As soon as it was out he knew it was a mistake. Voss had heard it from Daniel: it didn't occur to him that Brodie might not have told Deacon. What
did
they talk about on their long evenings in? Somehow Voss couldn't imagine Deacon passing them the same way he and Helen Choi passed theirs.
‘She did what?' The restraint in the superintendent's voice was like the inertia that stops avalanches falling on Swiss villages, right up to the moment that they do.
It was too late for anything but the truth. ‘She made up some story about wanting to import a pony from Germany. To establish whether Windham Transport is a genuine business or just a front.'
It was a valid question: Deacon wished he'd thought to ask it. But what he wished above all else was that Brodie Farrell would stop behaving as if what he did for a living was some kind of a game – anyone could have a go, a talented amateur could always beat a jaded professional, first to collect three
Spot The Blagger
cards wins a
Get Out Of The Morgue Free
token.
‘And?'
‘He wanted her custom. Offered her a good deal – which was rather awkward since she didn't actually have a pony. So she put him off. But she had no doubt that he's open for business.'
Deacon was pondering. ‘Does that necessarily mean transporting horses is his
only
business?'
‘If you've found a way of packing drugs into your vehicle that a good sniffer dog can't crack, I suppose it doesn't matter
what
you're carrying as well as long as you're carrying enough to justify your journeys. So the more business you get, the better. It would be worth undercutting your competitors to be sure you always had horses to move in the right part of the world.'
‘It would, wouldn't it? Do you know, I still think I want a word with Mr Windham.' Deacon curled his upper lip.
‘Actually, I want a word with Brodie too.'
‘I have to talk to Jack about this,' said Brodie. Through the windows of her eyes her mind was racing visibly. ‘He's been worried sick about the arrival of this new drug from Germany. Scram – the thing Alison took.'
‘I didn't take it,' said Ally through clenched teeth.
‘Whatever,' said Brodie dismissively. ‘He's been trying to find how it's coming in. I wonder if he's thought of a horse-transporter.'
‘I dare say he has,' ventured Daniel. ‘I don't expect HM Customs & Excise have failed to notice the smuggling potential of a large lorry with a live cargo.'
‘No.' A shade reluctantly, Brodie had to concede the point. Anything she could think of – probably anything Deacon could think of – the likelihood was that Customs had thought of months before, and the smugglers a month before that. But there was a body of coincidence building up that she could no more ignore than Deacon could, hammering out the same arguments with Voss half a mile away in The Belted Galloway. ‘So he's being cleverer than that. How? What could he be doing that would be cleverer than hiding drugs in the bodywork of a horse lorry?'
‘Having nothing to do with drugs at all,' said Daniel firmly.
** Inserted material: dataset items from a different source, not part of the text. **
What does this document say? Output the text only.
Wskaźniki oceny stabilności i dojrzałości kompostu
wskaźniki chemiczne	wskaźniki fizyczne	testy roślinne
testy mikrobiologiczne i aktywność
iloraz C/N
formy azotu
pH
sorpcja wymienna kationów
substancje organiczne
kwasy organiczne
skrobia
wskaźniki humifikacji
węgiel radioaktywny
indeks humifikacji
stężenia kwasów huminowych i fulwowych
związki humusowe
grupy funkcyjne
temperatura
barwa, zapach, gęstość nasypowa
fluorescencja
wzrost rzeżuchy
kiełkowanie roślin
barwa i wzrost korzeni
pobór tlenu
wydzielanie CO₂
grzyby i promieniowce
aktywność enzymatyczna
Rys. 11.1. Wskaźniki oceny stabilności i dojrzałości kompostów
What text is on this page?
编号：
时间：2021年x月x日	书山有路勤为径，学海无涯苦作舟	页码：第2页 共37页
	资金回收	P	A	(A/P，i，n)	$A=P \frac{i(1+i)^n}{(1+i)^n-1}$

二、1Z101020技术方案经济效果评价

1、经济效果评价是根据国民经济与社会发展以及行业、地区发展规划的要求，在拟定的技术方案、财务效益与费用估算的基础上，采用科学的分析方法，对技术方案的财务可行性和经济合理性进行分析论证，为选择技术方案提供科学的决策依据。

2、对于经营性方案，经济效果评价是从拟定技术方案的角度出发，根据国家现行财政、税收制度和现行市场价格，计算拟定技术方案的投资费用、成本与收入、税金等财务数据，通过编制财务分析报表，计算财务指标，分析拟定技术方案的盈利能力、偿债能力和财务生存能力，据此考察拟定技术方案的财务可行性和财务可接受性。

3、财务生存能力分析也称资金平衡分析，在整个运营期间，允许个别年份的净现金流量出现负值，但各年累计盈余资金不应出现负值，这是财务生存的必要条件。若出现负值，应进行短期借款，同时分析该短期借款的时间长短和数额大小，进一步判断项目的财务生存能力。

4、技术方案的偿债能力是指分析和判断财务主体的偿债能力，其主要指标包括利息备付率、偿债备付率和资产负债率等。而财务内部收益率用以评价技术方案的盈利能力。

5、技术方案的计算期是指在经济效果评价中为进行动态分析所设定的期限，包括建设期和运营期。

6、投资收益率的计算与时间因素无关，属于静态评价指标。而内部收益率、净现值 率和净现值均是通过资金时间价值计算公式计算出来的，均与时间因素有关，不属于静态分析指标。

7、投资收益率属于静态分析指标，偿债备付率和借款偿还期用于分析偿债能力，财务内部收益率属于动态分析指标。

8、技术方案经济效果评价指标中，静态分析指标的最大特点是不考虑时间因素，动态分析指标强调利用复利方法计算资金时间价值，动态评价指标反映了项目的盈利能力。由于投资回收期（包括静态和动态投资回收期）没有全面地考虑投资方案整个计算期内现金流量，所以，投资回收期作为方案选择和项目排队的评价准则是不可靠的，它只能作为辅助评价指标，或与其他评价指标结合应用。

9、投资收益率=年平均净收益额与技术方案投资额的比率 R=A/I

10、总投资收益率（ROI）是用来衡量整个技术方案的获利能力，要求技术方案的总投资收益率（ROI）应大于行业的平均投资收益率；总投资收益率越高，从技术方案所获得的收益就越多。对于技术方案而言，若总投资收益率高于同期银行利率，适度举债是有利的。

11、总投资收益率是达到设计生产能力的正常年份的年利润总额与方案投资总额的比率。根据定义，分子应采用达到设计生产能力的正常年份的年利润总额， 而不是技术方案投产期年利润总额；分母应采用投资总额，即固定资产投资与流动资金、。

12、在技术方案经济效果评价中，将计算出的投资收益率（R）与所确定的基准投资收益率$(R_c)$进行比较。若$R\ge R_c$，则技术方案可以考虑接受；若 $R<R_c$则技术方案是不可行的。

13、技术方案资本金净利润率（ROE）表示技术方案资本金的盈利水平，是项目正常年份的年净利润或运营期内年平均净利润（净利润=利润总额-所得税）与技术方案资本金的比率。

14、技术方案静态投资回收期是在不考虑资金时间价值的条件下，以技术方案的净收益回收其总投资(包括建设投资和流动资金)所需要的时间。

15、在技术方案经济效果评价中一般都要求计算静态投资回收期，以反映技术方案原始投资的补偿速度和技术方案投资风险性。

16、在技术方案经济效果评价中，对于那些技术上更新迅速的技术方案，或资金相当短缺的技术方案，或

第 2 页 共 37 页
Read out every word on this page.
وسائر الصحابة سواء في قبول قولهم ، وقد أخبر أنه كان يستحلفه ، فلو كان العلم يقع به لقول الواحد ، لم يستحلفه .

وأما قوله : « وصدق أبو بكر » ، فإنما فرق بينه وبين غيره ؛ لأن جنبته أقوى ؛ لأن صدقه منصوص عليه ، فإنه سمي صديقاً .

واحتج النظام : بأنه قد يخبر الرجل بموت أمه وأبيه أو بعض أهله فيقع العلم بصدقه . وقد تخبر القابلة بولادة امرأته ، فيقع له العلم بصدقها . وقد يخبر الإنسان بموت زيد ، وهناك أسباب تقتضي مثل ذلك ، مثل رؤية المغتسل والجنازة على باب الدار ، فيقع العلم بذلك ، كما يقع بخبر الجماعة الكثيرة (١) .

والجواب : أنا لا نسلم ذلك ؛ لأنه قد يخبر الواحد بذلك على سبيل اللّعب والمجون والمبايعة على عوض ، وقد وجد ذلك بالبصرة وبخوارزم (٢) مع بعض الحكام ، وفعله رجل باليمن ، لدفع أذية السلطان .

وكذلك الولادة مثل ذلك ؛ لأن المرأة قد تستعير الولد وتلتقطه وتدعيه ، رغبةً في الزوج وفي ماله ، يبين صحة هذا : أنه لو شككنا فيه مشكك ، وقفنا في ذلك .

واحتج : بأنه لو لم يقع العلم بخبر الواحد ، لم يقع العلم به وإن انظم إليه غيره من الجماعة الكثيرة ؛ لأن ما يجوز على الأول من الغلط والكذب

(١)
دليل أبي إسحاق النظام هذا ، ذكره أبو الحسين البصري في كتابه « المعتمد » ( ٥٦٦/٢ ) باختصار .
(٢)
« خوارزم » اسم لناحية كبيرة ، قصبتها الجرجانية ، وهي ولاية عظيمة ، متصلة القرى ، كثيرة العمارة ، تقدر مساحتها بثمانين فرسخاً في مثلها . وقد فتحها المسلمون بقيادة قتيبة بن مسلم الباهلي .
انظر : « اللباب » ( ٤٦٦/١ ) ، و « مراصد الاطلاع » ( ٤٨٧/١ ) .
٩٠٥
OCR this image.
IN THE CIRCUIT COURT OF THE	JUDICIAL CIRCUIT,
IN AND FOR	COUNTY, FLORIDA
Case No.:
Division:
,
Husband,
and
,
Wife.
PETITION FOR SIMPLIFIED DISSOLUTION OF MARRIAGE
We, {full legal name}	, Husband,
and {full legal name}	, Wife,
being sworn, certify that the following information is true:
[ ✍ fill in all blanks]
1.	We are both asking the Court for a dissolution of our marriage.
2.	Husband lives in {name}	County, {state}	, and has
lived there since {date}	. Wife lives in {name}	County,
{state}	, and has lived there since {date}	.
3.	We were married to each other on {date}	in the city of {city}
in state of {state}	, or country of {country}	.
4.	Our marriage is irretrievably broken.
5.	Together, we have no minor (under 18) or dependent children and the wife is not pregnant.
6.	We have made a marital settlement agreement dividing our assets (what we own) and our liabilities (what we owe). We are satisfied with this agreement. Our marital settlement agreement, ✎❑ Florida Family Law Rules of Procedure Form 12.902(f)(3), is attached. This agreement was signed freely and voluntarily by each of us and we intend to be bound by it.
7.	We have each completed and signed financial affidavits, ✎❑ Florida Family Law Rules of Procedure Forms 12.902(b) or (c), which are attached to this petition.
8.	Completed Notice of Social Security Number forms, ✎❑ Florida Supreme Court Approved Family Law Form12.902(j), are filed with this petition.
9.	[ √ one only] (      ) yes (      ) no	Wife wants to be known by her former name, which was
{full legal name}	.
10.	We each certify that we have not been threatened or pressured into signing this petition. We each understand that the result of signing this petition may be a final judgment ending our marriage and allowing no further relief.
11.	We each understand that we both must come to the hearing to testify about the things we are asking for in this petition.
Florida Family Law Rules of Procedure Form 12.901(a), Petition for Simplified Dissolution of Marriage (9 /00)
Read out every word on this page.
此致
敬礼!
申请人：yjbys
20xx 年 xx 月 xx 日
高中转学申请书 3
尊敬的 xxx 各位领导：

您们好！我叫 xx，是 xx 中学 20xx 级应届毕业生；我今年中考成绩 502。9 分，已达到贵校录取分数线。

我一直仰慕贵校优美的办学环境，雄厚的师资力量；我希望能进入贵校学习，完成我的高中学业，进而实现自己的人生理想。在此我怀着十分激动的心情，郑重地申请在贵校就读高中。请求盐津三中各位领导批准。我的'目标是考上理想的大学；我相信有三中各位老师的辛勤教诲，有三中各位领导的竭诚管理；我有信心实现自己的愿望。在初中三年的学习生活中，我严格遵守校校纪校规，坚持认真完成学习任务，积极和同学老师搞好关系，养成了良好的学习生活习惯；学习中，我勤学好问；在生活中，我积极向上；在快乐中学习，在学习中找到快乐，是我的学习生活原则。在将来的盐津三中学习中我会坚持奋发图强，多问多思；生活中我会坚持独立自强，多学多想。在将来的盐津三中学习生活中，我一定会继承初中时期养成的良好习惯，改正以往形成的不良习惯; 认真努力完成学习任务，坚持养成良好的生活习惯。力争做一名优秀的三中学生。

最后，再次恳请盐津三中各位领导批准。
‘Well yes,' agreed Brodie, ‘and that may still be the answer. But somebody's bringing this stuff in, they seem to have some connection to this area, they seem to have contacts in Germany and also with the veterinary trade. It might not be Windham, but it could be. It would explain some things.'
Alison didn't much like Brodie Farrell. She wasn't alone in that. Women tended to find her a bit too competitive, a bit too successful for comfort. She was outspoken and she didn't much care what people thought of her, and she didn't even try to hide the fact. On top of that she was what men called
a looker –
not pretty, no one had ever thought of her as pretty, she went straight from gawky adolescence to stunning – and were drawn as wasps to a honey-trap. Women didn't like that about her either.
What Alison didn't like most was how Brodie became the centre of attention in any gathering she joined. It happened
automatically, didn't seem to be an effect she planned or worked for; she didn't seem to be terribly aware of it at all. But Alison was, and it annoyed her more than she could have explained without sounding childish. All that had sustained her these last months, hovering on the brink of the abyss, was a sense of drama. She knew a day would come when she would be proved right and the doubters wrong. There was a certain satisfaction in that, even if she wasn't there to enjoy it.